穿上衣服,拿起手機,已經是大中午了,發現有四十多通電話未接,都是包子和遊十八的。
糟了,包子說今天到舟山,于是我立刻撥了回去。
“卧槽,阿明,你終于舍得接電話了,我都找你找瘋了。”包子那邊有點氣急敗壞,其實我是知道的,包子是怕我出什麽事情。
本次來舟山,包子之所以會跟着我,一方面是因爲和我是鐵哥們,另一方面是看到我父親去世,獨身一身,可憐我。
我就問包子:“你到舟山了嗎?”
“早晨就到了,一直打不通你電話,你幹嘛去了。

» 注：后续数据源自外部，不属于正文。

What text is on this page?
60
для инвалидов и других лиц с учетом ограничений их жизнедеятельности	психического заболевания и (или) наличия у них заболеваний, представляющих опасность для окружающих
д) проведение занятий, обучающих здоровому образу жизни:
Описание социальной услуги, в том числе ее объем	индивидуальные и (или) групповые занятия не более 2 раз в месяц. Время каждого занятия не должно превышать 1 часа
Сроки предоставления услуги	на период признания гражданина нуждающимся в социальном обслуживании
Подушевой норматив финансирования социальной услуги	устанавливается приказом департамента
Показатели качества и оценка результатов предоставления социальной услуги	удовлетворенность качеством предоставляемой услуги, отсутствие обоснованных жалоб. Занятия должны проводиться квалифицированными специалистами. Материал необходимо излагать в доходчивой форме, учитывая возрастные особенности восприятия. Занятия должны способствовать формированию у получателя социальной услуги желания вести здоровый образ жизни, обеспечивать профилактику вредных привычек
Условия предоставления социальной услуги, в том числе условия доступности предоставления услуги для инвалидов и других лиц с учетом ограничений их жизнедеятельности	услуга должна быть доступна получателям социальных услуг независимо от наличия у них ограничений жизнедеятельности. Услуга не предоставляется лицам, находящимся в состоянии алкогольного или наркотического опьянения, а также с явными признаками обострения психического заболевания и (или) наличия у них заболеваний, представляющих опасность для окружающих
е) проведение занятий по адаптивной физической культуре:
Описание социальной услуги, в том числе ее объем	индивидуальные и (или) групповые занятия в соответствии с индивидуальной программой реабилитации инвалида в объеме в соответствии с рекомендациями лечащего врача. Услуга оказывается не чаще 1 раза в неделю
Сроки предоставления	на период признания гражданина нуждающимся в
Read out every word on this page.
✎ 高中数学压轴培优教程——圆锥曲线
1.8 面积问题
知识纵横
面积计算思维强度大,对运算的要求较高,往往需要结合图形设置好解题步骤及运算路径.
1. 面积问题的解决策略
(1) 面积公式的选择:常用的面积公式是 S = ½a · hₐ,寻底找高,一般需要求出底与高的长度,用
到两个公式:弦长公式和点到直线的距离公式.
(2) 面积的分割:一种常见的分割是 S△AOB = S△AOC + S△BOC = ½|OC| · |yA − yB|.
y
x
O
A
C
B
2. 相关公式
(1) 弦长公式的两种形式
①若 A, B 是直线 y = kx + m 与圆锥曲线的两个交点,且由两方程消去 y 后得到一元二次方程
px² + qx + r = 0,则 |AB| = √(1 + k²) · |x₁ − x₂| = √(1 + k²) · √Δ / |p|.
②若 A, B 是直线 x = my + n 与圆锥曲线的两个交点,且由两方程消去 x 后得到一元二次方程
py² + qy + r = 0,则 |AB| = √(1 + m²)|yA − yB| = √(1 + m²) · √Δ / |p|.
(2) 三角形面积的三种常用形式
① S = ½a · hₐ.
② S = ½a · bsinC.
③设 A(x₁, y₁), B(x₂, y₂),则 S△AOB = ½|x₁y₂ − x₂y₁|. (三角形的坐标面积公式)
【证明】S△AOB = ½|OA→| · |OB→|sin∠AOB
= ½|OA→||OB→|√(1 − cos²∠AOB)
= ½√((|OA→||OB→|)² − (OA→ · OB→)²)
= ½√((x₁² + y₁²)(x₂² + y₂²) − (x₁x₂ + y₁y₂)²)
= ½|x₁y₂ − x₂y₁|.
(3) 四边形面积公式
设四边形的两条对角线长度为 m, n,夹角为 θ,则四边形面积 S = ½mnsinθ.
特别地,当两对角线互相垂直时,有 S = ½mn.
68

”包子在電話那邊嗆着我。
我摸了摸後腦勺,說:“我和吳典雅上床了你信嗎?”
包子不屑地說:“鬼才信,你是不是昨天喝酒了?”
我說是啊。看來包子以爲我在說胡話,告訴了包子我的住址,我就撥通遊十八的電話。
遊十八口氣就不一樣了,他笑嘻嘻地說:“嘿,老朱,昨天那妞怎麽樣?極品啊,都被你碰上了,你小子行啊。”
我揉着太陽穴說:“别特麽胡說,喝的我頭疼,什麽都不知道。”
“行了吧您,身在福中不知福,舟山這邊能有多少漂亮姑娘,這頭一次帶你來,就被你給碰上了,竟然還磨出火花。”遊十八有些羨慕,身爲東道主竟然沒有這種福氣。
過了不久,遊十八還有包子都來到了我所在的賓館碰了頭,開始一起商量出海的事情。
互相打了香煙,包子和遊十八也算是認識了,遊十八說:“如果去人七島不需要特意帶一些什麽,不是私航,隻需要帶錢,帶衣物就行了,人七島上吃喝玩樂樣樣盡有,上船的時候,會有公司的人進行檢查,确定你沒有危險性就行,而去島上打聽事情這種事,找到那些百事通,隻需要問,不需要答,給他們一些辛苦費即可,所以,去人七島就需要一個字,錢,最起碼每人帶上十萬。”
十萬塊,已經不少了,家裏還是有些存款,十萬塊還是夠的,雖然包子和遊十八都是老闆,但是我也需要他們來爲付這麽一比巨款,欠下的人情已經不少了。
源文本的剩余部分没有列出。